Sunday, September 08, 2013

Violência

Vivemos num mundo violento demais. Não sou eu que o digo, são os jornais, a TV, os filmes. Eu até que não tenho me encontrado muito com a tal violência. Não tenho testemunhado abusos, a não ser o do supermercado aqui em frente, que insiste em ocupar e emporcalhar nossas ruas.
Aqui no prédio as pessoas são educadas. Os funcionários são educadíssimos. Na rua, como o Leblon ainda é uma aldeia, somos reconhecidos e cumprimentados por quase todos. Isso quando somos anônimos, ou seja, essas pessoas que passam desapercebidas e nem precisam de máscaras. Pois sei que sou reconhecida, mas tipo: lá vem a dona do cachorro branco, olha o bigodudo cantor, e onde será que anda o moço das cadeiras. Gente de quem só lembramos ao cruzarmos na rua e de quem até sabemos o nome, mas na maioria das vezes não. Por exemplo, tenho uma vizinha que gosta de plantas, cujo marido está com dificuldades para andar, e que não é brasileira. Sei que gosta de vestir roupas claras, e que é muito disciplinada. Sei de muitas coisas sobre ela, mas não sei o seu nome.
Outro vizinho toca piano, pratica todos os dias. Um outro (talvez o mesmo) fuma maconha. Sinto o cheiro todos os dias. Uma tem cachorro, outra tem netos. Uma está sozinha, não tem filhos, perdeu o marido, a família mora longe. Uma é ambiciosa e segura de si. A outra é recém-chegada ao país, tem um filho pequeno e não fala português. Aquele usa perfume demais, sempre que posso, tomo outro elevador, por conta de minhas alergias. Mas quem são essas pessoas, realmente? Anônimas – sem nomes, sim, mas com histórias e características próprias.
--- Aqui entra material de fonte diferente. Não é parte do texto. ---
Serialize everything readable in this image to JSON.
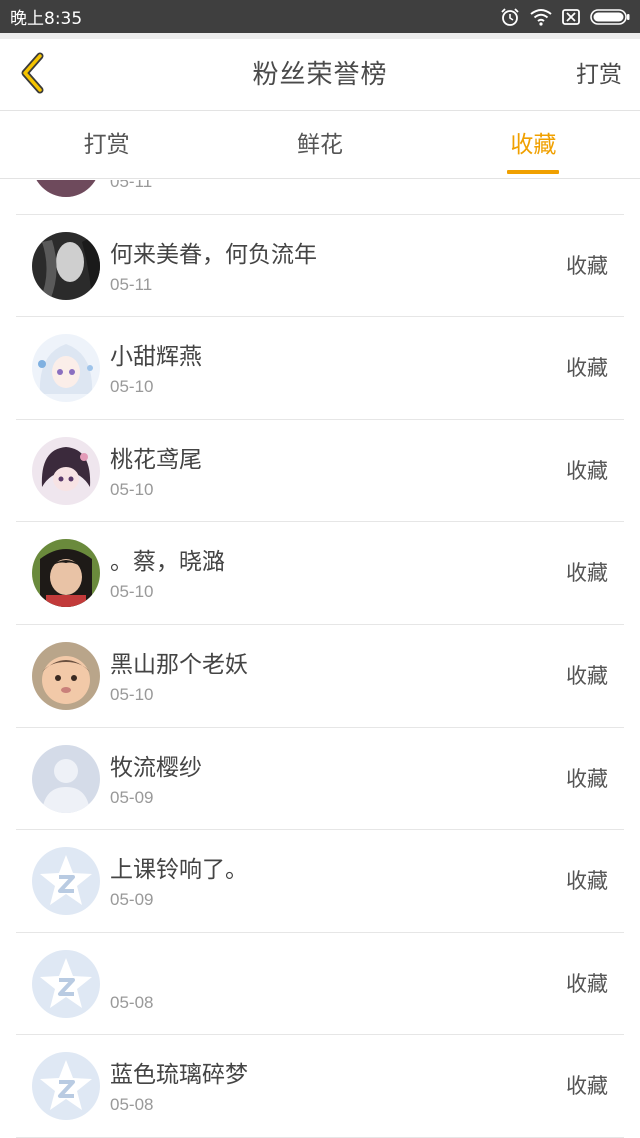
{
  "status_bar": {
    "time": "晚上8:35",
    "icons": [
      "alarm-icon",
      "wifi-icon",
      "sim-icon",
      "battery-icon"
    ]
  },
  "header": {
    "title": "粉丝荣誉榜",
    "back_icon": "chevron-left-icon",
    "action_label": "打赏"
  },
  "tabs": [
    {
      "label": "打赏",
      "active": false
    },
    {
      "label": "鲜花",
      "active": false
    },
    {
      "label": "收藏",
      "active": true
    }
  ],
  "colors": {
    "accent": "#f0a000",
    "status_bar": "#3f3f3f",
    "divider": "#e6e6e6"
  },
  "fans": [
    {
      "name": "",
      "date": "05-11",
      "action": "",
      "avatar": "avatar-photo-pink"
    },
    {
      "name": "何来美眷，何负流年",
      "date": "05-11",
      "action": "收藏",
      "avatar": "avatar-photo-bw"
    },
    {
      "name": "小甜辉燕",
      "date": "05-10",
      "action": "收藏",
      "avatar": "avatar-anime-white"
    },
    {
      "name": "桃花鸢尾",
      "date": "05-10",
      "action": "收藏",
      "avatar": "avatar-anime-dark"
    },
    {
      "name": "。蔡，晓潞",
      "date": "05-10",
      "action": "收藏",
      "avatar": "avatar-photo-girl"
    },
    {
      "name": "黑山那个老妖",
      "date": "05-10",
      "action": "收藏",
      "avatar": "avatar-photo-baby"
    },
    {
      "name": "牧流樱纱",
      "date": "05-09",
      "action": "收藏",
      "avatar": "avatar-default-person"
    },
    {
      "name": "上课铃响了。",
      "date": "05-09",
      "action": "收藏",
      "avatar": "avatar-default-qq"
    },
    {
      "name": "",
      "date": "05-08",
      "action": "收藏",
      "avatar": "avatar-default-qq"
    },
    {
      "name": "蓝色琉璃碎梦",
      "date": "05-08",
      "action": "收藏",
      "avatar": "avatar-default-qq"
    }
  ]
}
Talvez seja esta a razão de nos saudarmos e de sermos gentis uns com os outros. Eles aparecem para a gente com algum sinal de humanidade. Quando estamos numa situação de "massa", as coisas se tornam diferentes. Pessoas se acotovelam nos locais muito cheios, empurram, gritam com quem eles acham que está em desvantagem. Pessoas são horríveis quando são apenas "gente". Grosseiras. Perderam a delicadeza e seus sorrisos.
Nós somos seres horríveis quando viramos "massa". Abusamos do nosso ambiente, abusamos de tudo e de todos. Somos um grupo de infelizes, achando que o mundo nos maltrata, mas nós é que maltratamos o mundo.
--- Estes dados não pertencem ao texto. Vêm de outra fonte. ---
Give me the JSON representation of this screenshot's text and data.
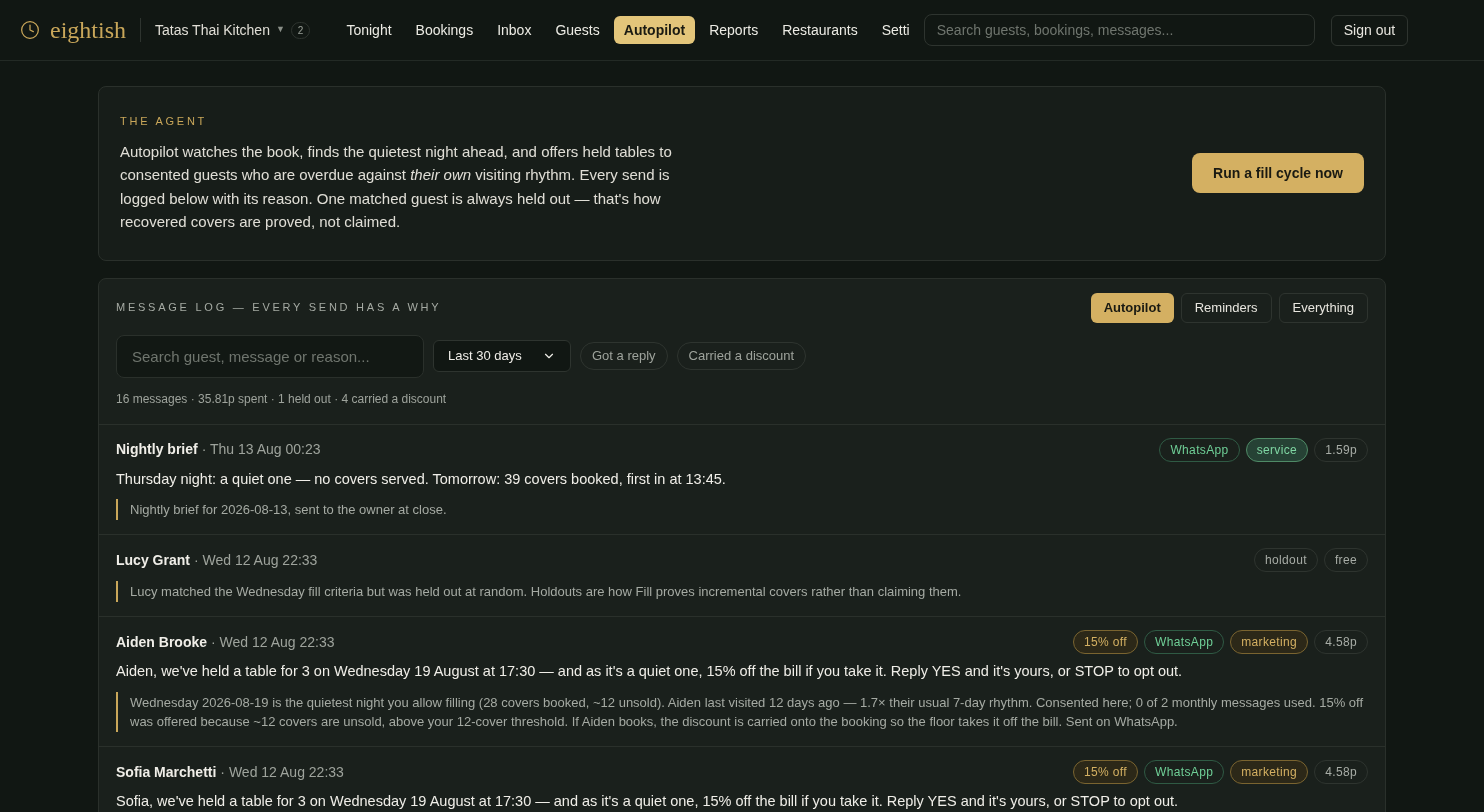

Digo isso por causa de minha leitura da Revista de Domingo. Um fala do meio ambiente ameaçado, outra fala da sala de espera do analista e do esforço pela invisibilidade. Mas há uma história que me encanta. A do médico que inventa exames baratos e que se preocupa em identificar doenças negligenciadas porque são, erroneamente, classificadas como "doenças de pobre".  Exames que custam apenas 5 reais. Acho que contribuir para isso faria mais bem à alma da cronista que frequentar o consultório do analista e se preocupar com a etiqueta de cumprimentar ou não o paciente da sala de espera. Ela que estenda a mão a quem precisa, e que abra a bolsa que seus leitores generosamente recheiam. Pessoas como ela, com nome, são exemplos para anônimas como eu. Mas é pelo médico anônimo e estrangeiro que a lição verdadeira é ministrada. Meus parabéns a ele. Prometo que vou decorar seu nome e aprender sua lição.